Arizona Proposes $40 Million Cut to Medicaid Reimbursement
By Virgil Dickson
Modern Healthcare, April 16, 2018
Arizona has asked CMS to allow it to end retroactive coverage for Medicaid beneficiaries. If granted, the waiver request now under review at the CMS, would nix providers’ ability to bill for services provided in the three months before a beneficiary applies for Medicaid coverage, assuming the patient was eligible during that time. Providers in the state had urged the state not to submit the waiver to the CMS because it could put hospitals in a difficult financial situation and limit access to care.
Democrats Look to Build on Obamacare
Dem Senators Unveil Expanded Public Option for Health Insurance
By Peter Sullivan
The Hill, April 18, 2018
A group of Democratic senators on Wednesday introduced an expanded public option for health insurance as the party debates the next steps to build on ObamaCare. The new proposal, called the Choose Medicare Act, was introduced by Sens. Chris Murphy (D-CT) and Jeff Merkley (D-OR). The measure has no real chance of becoming law anytime soon but is part of a growing debate among Democrats about what the best next steps beyond ObamaCare are, which could come to fruition when Democrats next win back the White House.
Health Care Affordability
Exposing the Myth of Widespread Medical Bankruptcies
By Aparna Mathur
Forbes, April 9, 2018
In 2005 and 2009, Elizabeth Warren and her co-authors released two papers claiming that more than half of all bankruptcy filings in the U.S. were caused by medical debts. Now an academic study published in the New England Journal of Medicine challenges these results. The study tracks a stratified sample of adults between the ages of 25 and 64 who were admitted to the hospital for non-birth-related reasons between 2003 and 2007. It finds that fewer than 4% of hospitalizations resulted in bankruptcies, far lower than the 2009 study’s claimed 62%.
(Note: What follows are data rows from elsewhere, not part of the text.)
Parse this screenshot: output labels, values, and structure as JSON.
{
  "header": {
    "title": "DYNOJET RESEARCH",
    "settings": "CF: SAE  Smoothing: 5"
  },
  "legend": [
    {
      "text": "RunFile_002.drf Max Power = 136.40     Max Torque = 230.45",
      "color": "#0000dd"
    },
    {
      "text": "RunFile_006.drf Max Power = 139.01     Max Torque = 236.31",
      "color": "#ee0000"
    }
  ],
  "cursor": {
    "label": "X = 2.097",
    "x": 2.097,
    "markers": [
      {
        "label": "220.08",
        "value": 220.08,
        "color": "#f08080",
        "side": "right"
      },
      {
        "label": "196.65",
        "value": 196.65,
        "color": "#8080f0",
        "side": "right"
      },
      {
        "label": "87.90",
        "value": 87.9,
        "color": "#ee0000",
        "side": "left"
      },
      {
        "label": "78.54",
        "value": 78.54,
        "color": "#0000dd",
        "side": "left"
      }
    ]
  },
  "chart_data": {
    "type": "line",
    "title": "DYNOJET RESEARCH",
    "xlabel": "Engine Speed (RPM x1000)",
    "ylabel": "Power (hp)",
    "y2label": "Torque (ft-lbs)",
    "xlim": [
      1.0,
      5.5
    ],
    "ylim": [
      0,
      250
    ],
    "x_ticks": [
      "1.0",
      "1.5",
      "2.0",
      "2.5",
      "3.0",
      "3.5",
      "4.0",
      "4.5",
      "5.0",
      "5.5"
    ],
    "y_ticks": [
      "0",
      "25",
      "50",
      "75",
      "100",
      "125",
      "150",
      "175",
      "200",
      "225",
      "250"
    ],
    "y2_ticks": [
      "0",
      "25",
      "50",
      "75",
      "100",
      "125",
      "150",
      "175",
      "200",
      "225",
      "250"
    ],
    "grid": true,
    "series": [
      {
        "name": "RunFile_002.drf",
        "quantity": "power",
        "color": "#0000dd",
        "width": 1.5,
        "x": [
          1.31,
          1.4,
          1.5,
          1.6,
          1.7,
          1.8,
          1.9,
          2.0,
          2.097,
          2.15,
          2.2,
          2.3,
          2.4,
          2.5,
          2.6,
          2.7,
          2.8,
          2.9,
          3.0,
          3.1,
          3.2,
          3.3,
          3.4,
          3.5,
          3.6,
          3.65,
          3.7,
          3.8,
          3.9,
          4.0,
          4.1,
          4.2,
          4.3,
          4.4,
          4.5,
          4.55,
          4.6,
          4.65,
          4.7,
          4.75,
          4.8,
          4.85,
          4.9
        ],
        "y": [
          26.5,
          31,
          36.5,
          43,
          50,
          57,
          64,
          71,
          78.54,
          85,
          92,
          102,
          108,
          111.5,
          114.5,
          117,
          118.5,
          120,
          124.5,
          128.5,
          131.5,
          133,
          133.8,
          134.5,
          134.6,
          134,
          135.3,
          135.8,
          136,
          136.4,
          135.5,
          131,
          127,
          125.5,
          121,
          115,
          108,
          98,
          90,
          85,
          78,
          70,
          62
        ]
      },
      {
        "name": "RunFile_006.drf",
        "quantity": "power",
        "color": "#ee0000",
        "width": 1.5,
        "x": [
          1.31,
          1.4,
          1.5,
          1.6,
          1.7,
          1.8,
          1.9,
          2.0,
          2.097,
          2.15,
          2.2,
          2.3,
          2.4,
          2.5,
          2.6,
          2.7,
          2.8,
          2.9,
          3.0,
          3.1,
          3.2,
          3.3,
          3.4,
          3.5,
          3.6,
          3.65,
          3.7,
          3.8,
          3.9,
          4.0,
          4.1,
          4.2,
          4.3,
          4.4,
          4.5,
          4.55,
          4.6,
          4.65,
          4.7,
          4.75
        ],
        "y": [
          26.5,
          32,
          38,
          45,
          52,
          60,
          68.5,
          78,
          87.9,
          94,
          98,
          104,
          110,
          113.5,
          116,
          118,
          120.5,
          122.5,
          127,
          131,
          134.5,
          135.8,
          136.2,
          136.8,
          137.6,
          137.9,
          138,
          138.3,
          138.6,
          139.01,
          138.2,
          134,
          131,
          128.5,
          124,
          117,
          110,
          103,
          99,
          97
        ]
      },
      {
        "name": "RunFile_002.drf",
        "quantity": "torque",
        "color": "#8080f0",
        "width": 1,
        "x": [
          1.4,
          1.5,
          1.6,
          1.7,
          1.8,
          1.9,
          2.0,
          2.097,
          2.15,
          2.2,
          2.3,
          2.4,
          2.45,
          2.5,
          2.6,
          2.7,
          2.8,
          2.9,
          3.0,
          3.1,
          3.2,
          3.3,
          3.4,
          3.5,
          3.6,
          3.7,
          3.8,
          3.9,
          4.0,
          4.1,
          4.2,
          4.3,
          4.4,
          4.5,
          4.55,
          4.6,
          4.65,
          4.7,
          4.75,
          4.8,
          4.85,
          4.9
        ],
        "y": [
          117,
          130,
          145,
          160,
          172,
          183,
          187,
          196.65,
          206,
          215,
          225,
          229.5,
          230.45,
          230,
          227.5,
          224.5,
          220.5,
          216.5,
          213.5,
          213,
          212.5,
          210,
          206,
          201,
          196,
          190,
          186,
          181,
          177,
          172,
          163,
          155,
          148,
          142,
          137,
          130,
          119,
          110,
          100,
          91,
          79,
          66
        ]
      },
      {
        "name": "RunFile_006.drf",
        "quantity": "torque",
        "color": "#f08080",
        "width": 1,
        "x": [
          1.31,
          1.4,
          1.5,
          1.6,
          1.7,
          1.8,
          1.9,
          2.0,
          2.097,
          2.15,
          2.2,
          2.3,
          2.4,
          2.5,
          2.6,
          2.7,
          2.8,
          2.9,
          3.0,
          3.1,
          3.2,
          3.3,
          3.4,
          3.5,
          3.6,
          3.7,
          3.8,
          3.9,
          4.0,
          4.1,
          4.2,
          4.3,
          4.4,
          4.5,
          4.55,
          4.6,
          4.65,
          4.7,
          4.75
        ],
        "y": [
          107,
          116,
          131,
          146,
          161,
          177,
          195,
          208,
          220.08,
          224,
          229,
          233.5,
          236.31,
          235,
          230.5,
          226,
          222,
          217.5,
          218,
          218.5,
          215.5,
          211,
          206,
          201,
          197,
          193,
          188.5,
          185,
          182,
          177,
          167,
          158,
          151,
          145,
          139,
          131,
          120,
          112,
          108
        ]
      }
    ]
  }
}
The study shows the sample in the original studies was skewed: By limiting the sample to those who had already filed for bankruptcy, the study overstated the incidence of medical debt. Further, the Warren results show that only 29% of those surveyed believed their bankruptcy was actually causedby medical bills. However, Warren chose to add people who lost any weeks of work due to their own or a spouse’s illness, the percent of people with more than $5,000 in medical bills, and the percent of people reporting any medical problems. This is clearly an overstatement of the problem.